Por Nilza Vaz Guimarães

Apartir de 10 de março, todo motorista de caminhão que opera no terminal de contêineres do Porto de Salvador (Tecon) estará sujeito a fazer o teste do bafômetro. Trata-se de uma campanha de caráter preventivo contra o alcoolismo, intitulada “Você 100% Caminhoneiro” que tem como objetivo evitar acidentes no dia a dia dos carreteiros. A campanha – que lista como riscos ocorrências de colisão, mal súbito, danos aos equipamentos, ao patrimônio do terminal e do transportador, além de danos às cargas perigosas – é uma expansão de outro programa contra drogas dentro do terminal implantado há quatro anos no porto da capital baiana.

7469t
Na opinião de José Alberto de Souza, a intenção é boa para evitar acidentes, mas ainda existem muitas coisas a serem feitas dentro do terminal

Pelo projeto apresentado, o motorista será escolhido de forma aleatória ao sortear na urna uma bola. Caso ele tire bola branca estará livre para ter acesso ao terminal; bola laranja fará o teste do bafômetro. Caso haja recusa de fazê-lo, o resultado será considerado positivo e nesse caso o carreteiro terá de aguardar por duas horas para um novo teste do bafômetro. Se o resultado for novamente positivo ele estará impedido de acessar o terminal naquele dia. Além disso, entrará na lista de acompanhamento. Isso é, toda vez que ele for ao terminal de contêineres terá de ser submetido ao teste do bafômetro. Vale lembrar que em hipótese alguma a CNH dele será retida.

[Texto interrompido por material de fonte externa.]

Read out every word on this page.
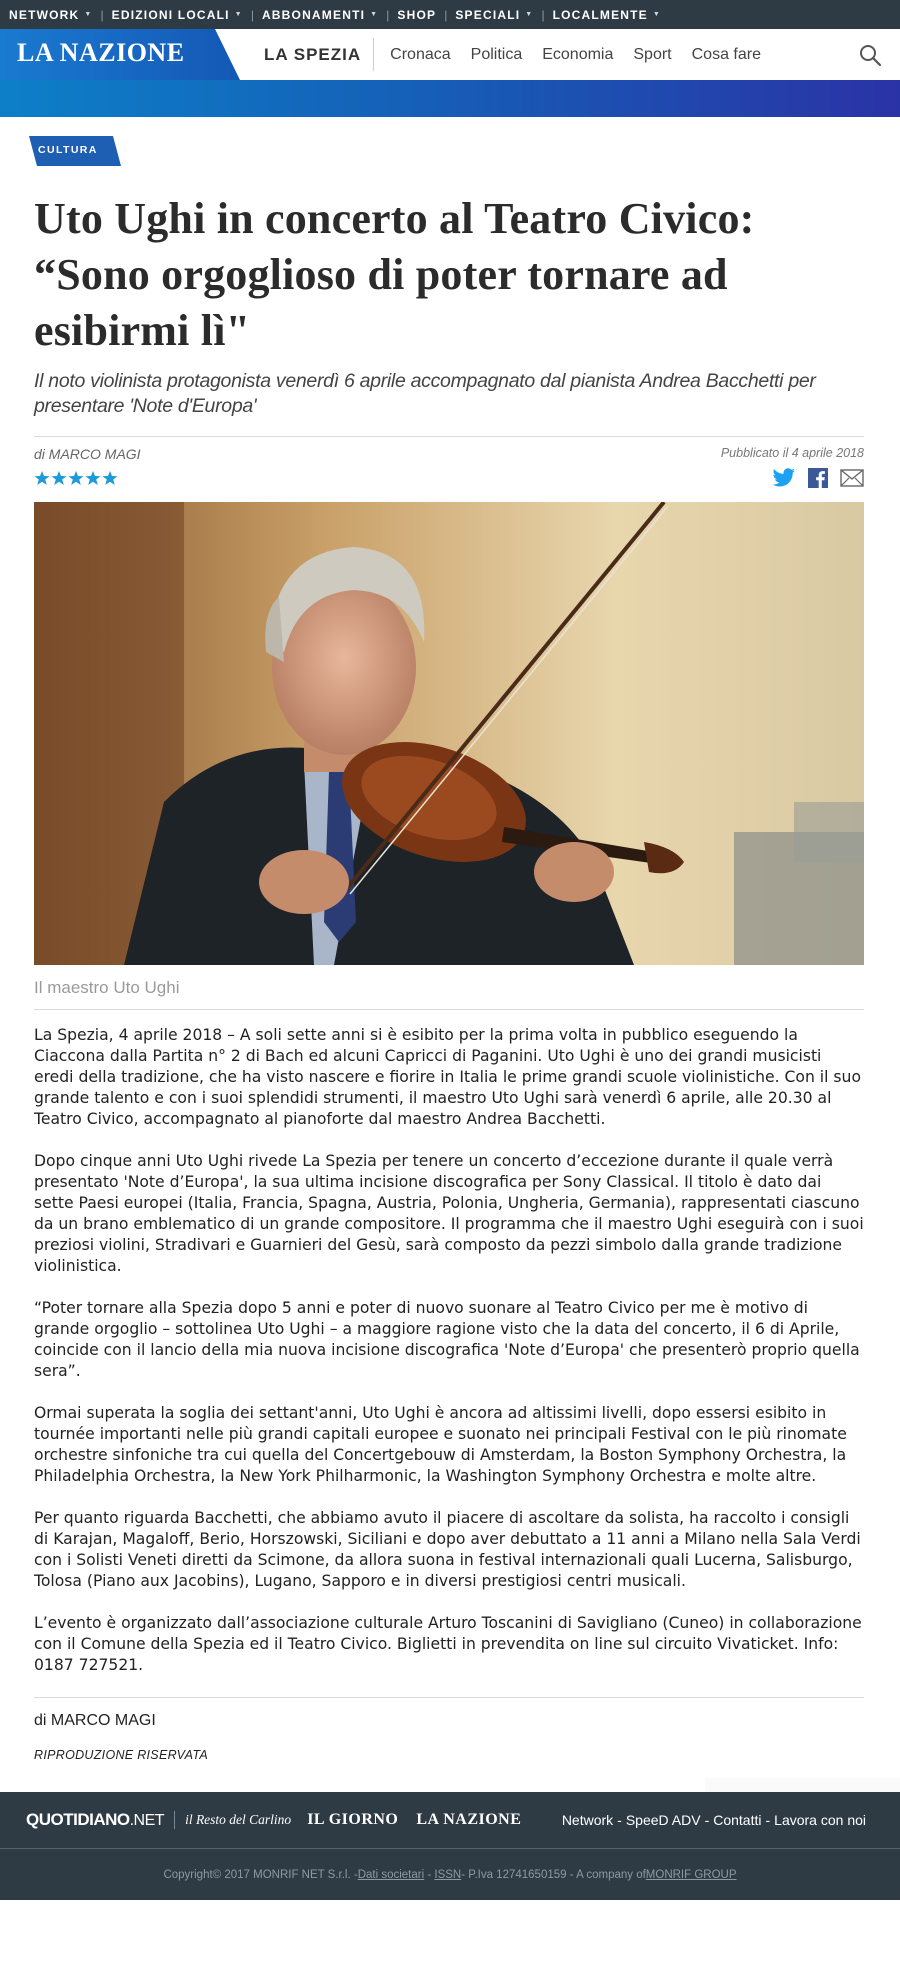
NETWORK ▼ | EDIZIONI LOCALI ▼ | ABBONAMENTI ▼ | SHOP | SPECIALI ▼ | LOCALMENTE ▼
LA NAZIONE	LA SPEZIA	Cronaca Politica Economia Sport Cosa fare
CULTURA
Uto Ughi in concerto al Teatro Civico: “Sono orgoglioso di poter tornare ad esibirmi lì"
Il noto violinista protagonista venerdì 6 aprile accompagnato dal pianista Andrea Bacchetti per presentare 'Note d'Europa'
di MARCO MAGI	Pubblicato il 4 aprile 2018
Il maestro Uto Ughi

La Spezia, 4 aprile 2018 – A soli sette anni si è esibito per la prima volta in pubblico eseguendo la Ciaccona dalla Partita n° 2 di Bach ed alcuni Capricci di Paganini. Uto Ughi è uno dei grandi musicisti eredi della tradizione, che ha visto nascere e fiorire in Italia le prime grandi scuole violinistiche. Con il suo grande talento e con i suoi splendidi strumenti, il maestro Uto Ughi sarà venerdì 6 aprile, alle 20.30 al Teatro Civico, accompagnato al pianoforte dal maestro Andrea Bacchetti.

Dopo cinque anni Uto Ughi rivede La Spezia per tenere un concerto d’eccezione durante il quale verrà presentato 'Note d’Europa', la sua ultima incisione discografica per Sony Classical. Il titolo è dato dai sette Paesi europei (Italia, Francia, Spagna, Austria, Polonia, Ungheria, Germania), rappresentati ciascuno da un brano emblematico di un grande compositore. Il programma che il maestro Ughi eseguirà con i suoi preziosi violini, Stradivari e Guarnieri del Gesù, sarà composto da pezzi simbolo dalla grande tradizione violinistica.

“Poter tornare alla Spezia dopo 5 anni e poter di nuovo suonare al Teatro Civico per me è motivo di grande orgoglio – sottolinea Uto Ughi – a maggiore ragione visto che la data del concerto, il 6 di Aprile, coincide con il lancio della mia nuova incisione discografica 'Note d’Europa' che presenterò proprio quella sera”.

Ormai superata la soglia dei settant'anni, Uto Ughi è ancora ad altissimi livelli, dopo essersi esibito in tournée importanti nelle più grandi capitali europee e suonato nei principali Festival con le più rinomate orchestre sinfoniche tra cui quella del Concertgebouw di Amsterdam, la Boston Symphony Orchestra, la Philadelphia Orchestra, la New York Philharmonic, la Washington Symphony Orchestra e molte altre.

Per quanto riguarda Bacchetti, che abbiamo avuto il piacere di ascoltare da solista, ha raccolto i consigli di Karajan, Magaloff, Berio, Horszowski, Siciliani e dopo aver debuttato a 11 anni a Milano nella Sala Verdi con i Solisti Veneti diretti da Scimone, da allora suona in festival internazionali quali Lucerna, Salisburgo, Tolosa (Piano aux Jacobins), Lugano, Sapporo e in diversi prestigiosi centri musicali.

L’evento è organizzato dall’associazione culturale Arturo Toscanini di Savigliano (Cuneo) in collaborazione con il Comune della Spezia ed il Teatro Civico. Biglietti in prevendita on line sul circuito Vivaticket. Info: 0187 727521.

di MARCO MAGI
RIPRODUZIONE RISERVATA
QUOTIDIANO.NET il Resto del Carlino IL GIORNO LA NAZIONE	Network - SpeeD ADV - Contatti - Lavora con noi
Copyright© 2017 MONRIF NET S.r.l. - Dati societari - ISSN - P.Iva 12741650159 - A company of MONRIF GROUP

“Com a lei seca não se pode mais beber. Nossa carteira de motorista é o nosso instrumento de trabalho e não podemos perdê-la”, esclarece o carreteiro José Alberto Souza, com 51 anos de idade e 34 anos na profissão. Ele transporta contêineres carregados de arroz, eletrodomésticos e também contêineres vazios das cidades de Camaçari, Feira de Santana, Recife e Maceió para o porto de Salvador, e nos finais de semana não abre mão de degustar um churrasco junto com sua família acompanhado de uma cerveja bem gelada. “Durante a semana a história é outra. Se pegarmos uma fiscalização na estrada, a gente dança”, reconhece.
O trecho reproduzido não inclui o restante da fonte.